In these digressions, Blanco is making two errors. First, she seems to have confused board independence as the ends, not the means to the ends of encouragement of depoliticized policy-making, as if board independence in and of itself guarantees any decisions made by it are nonpolitical and therefore optimal policy in this area. In fact, she fails to understand that by definition one cannot depoliticize even the most trivial decisions made by government. No matter how slight the amount or obscure its area, the exercise of power by government creates policy winners and losers. The only question then is, who decides?

In this system of government, that determination made long ago was that majorities through a fair and impartial democratic process would govern policy-making through their representatives elected fairly and freely according to basic rules (recorded in a charter) assented to, even if implicitly, by the citizenry. While they may assign to unelected others the exercise of this power, they still exercise authority over those agents who they have given contingently that power. Unelected policy-makers require oversight to ensure that they remain accountable to majorities that govern by the rules.

Thus, when they use their relative insulation to move in ways to which that majority objects, in that they have made a decision the politics of which runs counter to the majority to which they are accountable, it is entirely appropriate that this deviance be corrected if necessary by their removal. Yet Blanco would take the odd view that the merits of decisions made by an insulated body, even if they featured grasping at power over policy beyond what it is entitled to have, are unimpeachable regardless of the content of that policy. She stupidly seems to believe that a depoliticized appointment process automatically equals nonpolitical and optimal policy.

If she does, she knows nothing about how governments make policy. However, this probably does not inspire her thinking on this issue, relating to her second error in thinking that the depoliticized process of necessity puts “independent thinkers” into positions of power where this tendency to think “independently” creates optimal policy. In fact, “independence” lacking accountability can allow decision-making to veer off into extremely bad policy.
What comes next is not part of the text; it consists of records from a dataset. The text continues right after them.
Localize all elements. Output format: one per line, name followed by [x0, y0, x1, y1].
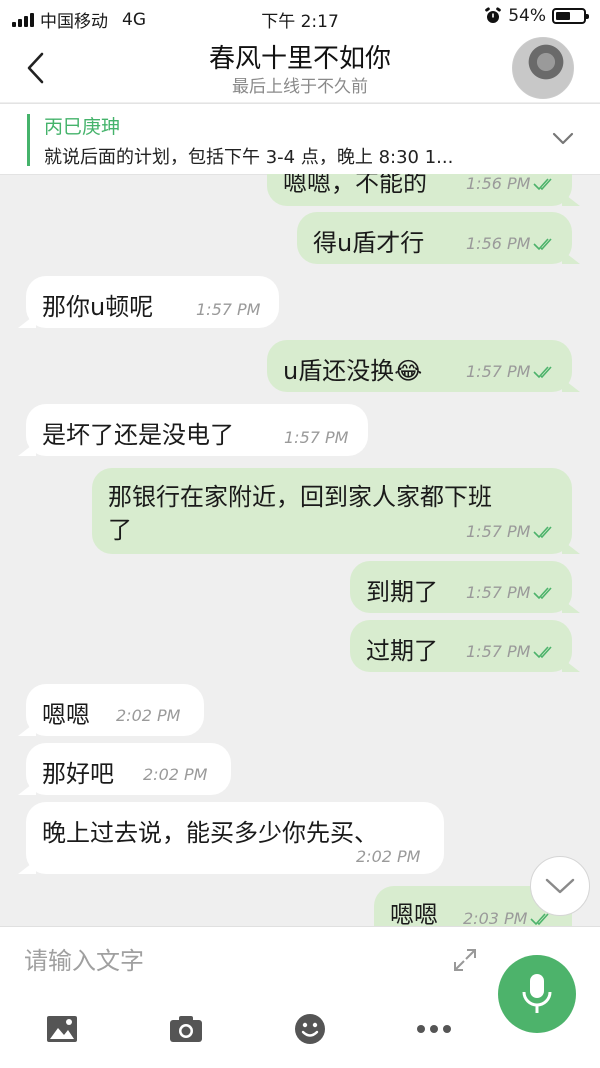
double-check-icon — [533, 365, 553, 378]
pinned-message[interactable]: 丙巳庚珅 就说后面的计划，包括下午 3-4 点，晚上 8:30 1... — [0, 103, 600, 175]
pinned-accent-bar — [27, 114, 30, 166]
message-text: 是坏了还是没电了 — [42, 421, 234, 449]
message-bubble-outgoing[interactable]: 那银行在家附近，回到家人家都下班 了 1:57 PM — [92, 468, 580, 554]
message-bubble-incoming[interactable]: 是坏了还是没电了 1:57 PM — [18, 404, 368, 456]
double-check-icon — [533, 645, 553, 658]
message-text: 到期了 — [366, 578, 438, 606]
pinned-text: 就说后面的计划，包括下午 3-4 点，晚上 8:30 1... — [44, 147, 454, 168]
image-icon — [47, 1016, 77, 1042]
message-time: 2:02 PM — [143, 765, 208, 784]
message-text: u盾还没换😂 — [283, 357, 423, 385]
message-text: 嗯嗯 — [42, 701, 90, 729]
voice-record-button[interactable] — [498, 955, 576, 1033]
message-time: 1:57 PM — [466, 362, 531, 381]
message-bubble-incoming[interactable]: 晚上过去说，能买多少你先买、 2:02 PM — [18, 802, 444, 874]
chevron-down-icon — [545, 878, 575, 894]
message-bubble-outgoing[interactable]: 得u盾才行 1:56 PM — [297, 212, 580, 264]
message-text: 那好吧 — [42, 760, 114, 788]
double-check-icon — [533, 237, 553, 250]
message-text: 嗯嗯，不能的 — [283, 174, 427, 197]
image-picker-button[interactable] — [42, 1011, 82, 1047]
status-bar: 中国移动 4G 下午 2:17 54% — [0, 0, 600, 34]
emoji-icon — [295, 1014, 325, 1044]
expand-arrows-icon[interactable] — [452, 947, 478, 973]
battery-icon — [552, 8, 589, 24]
message-time: 1:57 PM — [284, 428, 349, 447]
message-time: 1:57 PM — [196, 300, 261, 319]
message-text: 晚上过去说，能买多少你先买、 — [42, 819, 378, 847]
message-bubble-incoming[interactable]: 那好吧 2:02 PM — [18, 743, 231, 795]
alarm-icon — [485, 7, 502, 23]
double-check-icon — [533, 177, 553, 190]
message-text: 那你u顿呢 — [42, 293, 154, 321]
message-time: 2:02 PM — [356, 847, 421, 866]
message-bubble-outgoing[interactable]: u盾还没换😂 1:57 PM — [267, 340, 580, 392]
message-time: 1:57 PM — [466, 522, 531, 541]
message-bubble-outgoing[interactable]: 过期了 1:57 PM — [350, 620, 580, 672]
message-bubble-incoming[interactable]: 那你u顿呢 1:57 PM — [18, 276, 279, 328]
message-bubble-outgoing[interactable]: 嗯嗯，不能的 1:56 PM — [267, 174, 580, 206]
message-time: 2:02 PM — [116, 706, 181, 725]
last-seen: 最后上线于不久前 — [232, 77, 368, 97]
pinned-title: 丙巳庚珅 — [44, 116, 121, 138]
message-time: 1:57 PM — [466, 583, 531, 602]
chevron-down-icon[interactable] — [552, 132, 574, 146]
double-check-icon — [533, 586, 553, 599]
message-input[interactable]: 请输入文字 — [24, 941, 444, 981]
message-time: 1:56 PM — [466, 174, 531, 193]
emoji-button[interactable] — [290, 1011, 330, 1047]
message-time: 1:57 PM — [466, 642, 531, 661]
message-text-line2: 了 — [108, 516, 132, 544]
message-time: 2:03 PM — [463, 909, 528, 926]
more-options-button[interactable] — [414, 1011, 454, 1047]
battery-percent: 54% — [508, 6, 546, 26]
scroll-to-bottom-button[interactable] — [530, 856, 590, 916]
chat-header: 春风十里不如你 最后上线于不久前 — [0, 34, 600, 102]
more-icon — [417, 1025, 451, 1033]
microphone-icon — [522, 974, 552, 1013]
avatar[interactable] — [512, 37, 574, 99]
message-time: 1:56 PM — [466, 234, 531, 253]
message-text: 嗯嗯 — [390, 901, 438, 926]
camera-button[interactable] — [166, 1011, 206, 1047]
message-bubble-outgoing[interactable]: 到期了 1:57 PM — [350, 561, 580, 613]
message-list[interactable]: 嗯嗯，不能的 1:56 PM 得u盾才行 1:56 PM 那你u顿呢 1:57 … — [0, 174, 600, 926]
camera-icon — [170, 1016, 202, 1042]
composer: 请输入文字 — [0, 926, 600, 1068]
message-text: 得u盾才行 — [313, 229, 425, 257]
chat-title[interactable]: 春风十里不如你 — [0, 38, 600, 75]
message-text: 那银行在家附近，回到家人家都下班 — [108, 483, 492, 511]
message-text: 过期了 — [366, 637, 438, 665]
message-bubble-incoming[interactable]: 嗯嗯 2:02 PM — [18, 684, 204, 736]
double-check-icon — [533, 525, 553, 538]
It makes it that much easier for cabals that desire to follow their own agenda – one that can be completely independent of what best policy the public desires – to form in these agencies that can use their insulation to subvert the will of the people and optimal policy.

Unfortunately, this attitude of hers smacks of one of the political left’s basic tenets, that there exists a small strata of nomenklatura – who have superior wisdom and knowledge, defined as strict adherence to a body of suppositions based upon ideology, not fact – whose Manichean faith backwardly declares opposition to it is ideological, if not ahistorical and thereby it must lead the masses, who generally are captive to false consciousness. Here, Blanco assumes the board, through its purity established by appointment method, is the vanguard group of right and good in this policy area while others therefore must be enemies of those – completely discounting that the merits of policy stand on their own terms, not as a product of an appointment process.

By her comments, Blanco ratifies a notion that governing to produce good policy should be nothing more than government by experts, without any understanding that “experts,” especially the more insulated they are made from democratic checks and balances, can be driven by ideologies both contrary to the public’s preferences and to the production of beneficial public policy. In this case, she would abrogate her responsibility to assume informed oversight of an otherwise unaccountable agency. Her immature understanding of this issue only reminds us of why she, given the alternatives available, never should have been governor of Louisiana.